Voraussetzung für die Durchführung einer Organentnahme ist die Feststellung des Todes durch eine Ärztin/einen Arzt. Wenn das Gehirn ohne Blut- und Sauerstoffversorgung bleibt, beginnen nach kurzer Zeit Gehirnzellen abzusterben. Schon nach wenigen Minuten können die Hirnfunktionen unwiederbringlich verloren sein. Durch intensivmedizinische Maßnahmen ist es möglich, Beatmung und Kreislauf künstlich aufrechtzuerhalten und so die Blutversorgung der Organe zu gewährleisten. Ist jedoch bereits die gesamte Funktion des Groß- und Kleinhirns sowie des Hirnstamms unwiederbringlich ausgefallen, so ist der Hirntod eingetreten. Der Hirntod ist der sichere Tod des Menschen.

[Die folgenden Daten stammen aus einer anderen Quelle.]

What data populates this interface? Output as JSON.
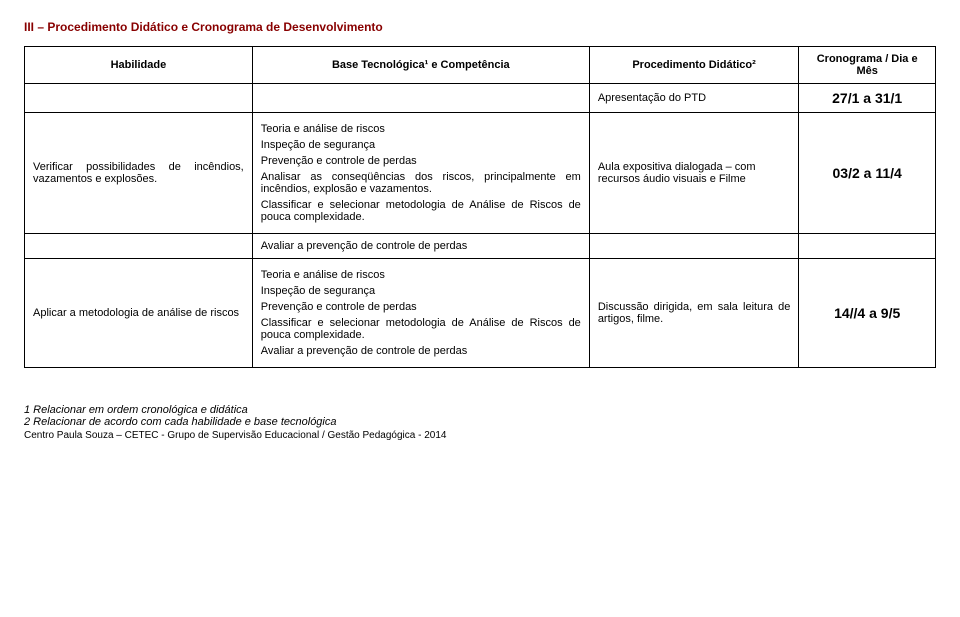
{
  "section_title": "III – Procedimento Didático e Cronograma de Desenvolvimento",
  "headers": {
    "habilidade": "Habilidade",
    "base": "Base Tecnológica¹ e Competência",
    "procedimento": "Procedimento Didático²",
    "cronograma": "Cronograma / Dia e Mês"
  },
  "row_ptd": {
    "procedimento": "Apresentação do PTD",
    "date": "27/1 a 31/1"
  },
  "row1": {
    "habilidade": "Verificar possibilidades de incêndios, vazamentos e explosões.",
    "base_p1": "Teoria e análise de riscos",
    "base_p2": "Inspeção de segurança",
    "base_p3": "Prevenção e controle de perdas",
    "base_p4": "Analisar as conseqüências dos riscos, principalmente em incêndios, explosão e vazamentos.",
    "base_p5": "Classificar e selecionar metodologia de Análise de Riscos de pouca complexidade.",
    "procedimento": "Aula expositiva dialogada – com recursos áudio visuais e Filme",
    "date": "03/2 a 11/4"
  },
  "row_avaliar1": {
    "text": "Avaliar a prevenção de controle de perdas"
  },
  "row2": {
    "habilidade": "Aplicar a metodologia de análise de riscos",
    "base_p1": "Teoria e análise de riscos",
    "base_p2": "Inspeção de segurança",
    "base_p3": "Prevenção e controle de perdas",
    "base_p4": "Classificar e selecionar metodologia de Análise de Riscos de pouca complexidade.",
    "base_p5": "Avaliar a prevenção de controle de perdas",
    "procedimento": "Discussão dirigida, em sala leitura de artigos, filme.",
    "date": "14//4 a 9/5"
  },
  "footnote1": "1 Relacionar em ordem cronológica e didática",
  "footnote2": "2 Relacionar de acordo com cada habilidade e base tecnológica",
  "credit": "Centro Paula Souza – CETEC - Grupo de Supervisão Educacional / Gestão Pedagógica - 2014"
}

Organtransplantation: Nachsorge & Alltag

Organtransplantationen haben sehr gute Erfolgsaussichten und bringen den Patientinnen/Patienten in den meisten Fällen eine deutliche Verbesserung der Lebensqualität. Voraussetzung hierfür ist eine lebenslange Nachsorge. In die Nachsorge wird die Hausärztin/der Hausarzt eingebunden. Spezialistinnen/Spezialisten des Transplantationszentrums beraten die Patientin/den Patienten im Zuge der Nachsorge, welche Vorsichtsmaßnahmen im Alltag zu beachten sind.

Stammzelltransplantation

Die Stammzelltransplantation ist eine bewährte Therapie bei verschiedenen bösartigen und nicht bösartigen Erkrankungen des Blutes bzw. der Blutbildung. So wird eine Stammzelltransplantation z.B. für die Behandlung von bestimmten Formen von Leukämie eingesetzt.

Stammzellspende

Für Patientinnen und Patienten mit einer bösartigen Blutkrankheit wie Leukämie ist eine Stammzellspende oft die einzige Aussicht auf Hilfe oder Heilung. Mit einer Stammzellspende kann eine Stammzelltransplantation durchgeführt werden, die den Wiederaufbau einer gesunden Blutbildung ermöglicht. Je nach Indikation erhält die Patientin/der Patient eigene Stammzellen (autologe Stammzelltransplantation) oder Stammzellspenden einer verwandten oder nicht verwandten Person (allogene Stammzelltransplantation). Stammzellen können aus peripherem Blut, Knochenmark oder Nabelschnurblut gewonnen werden.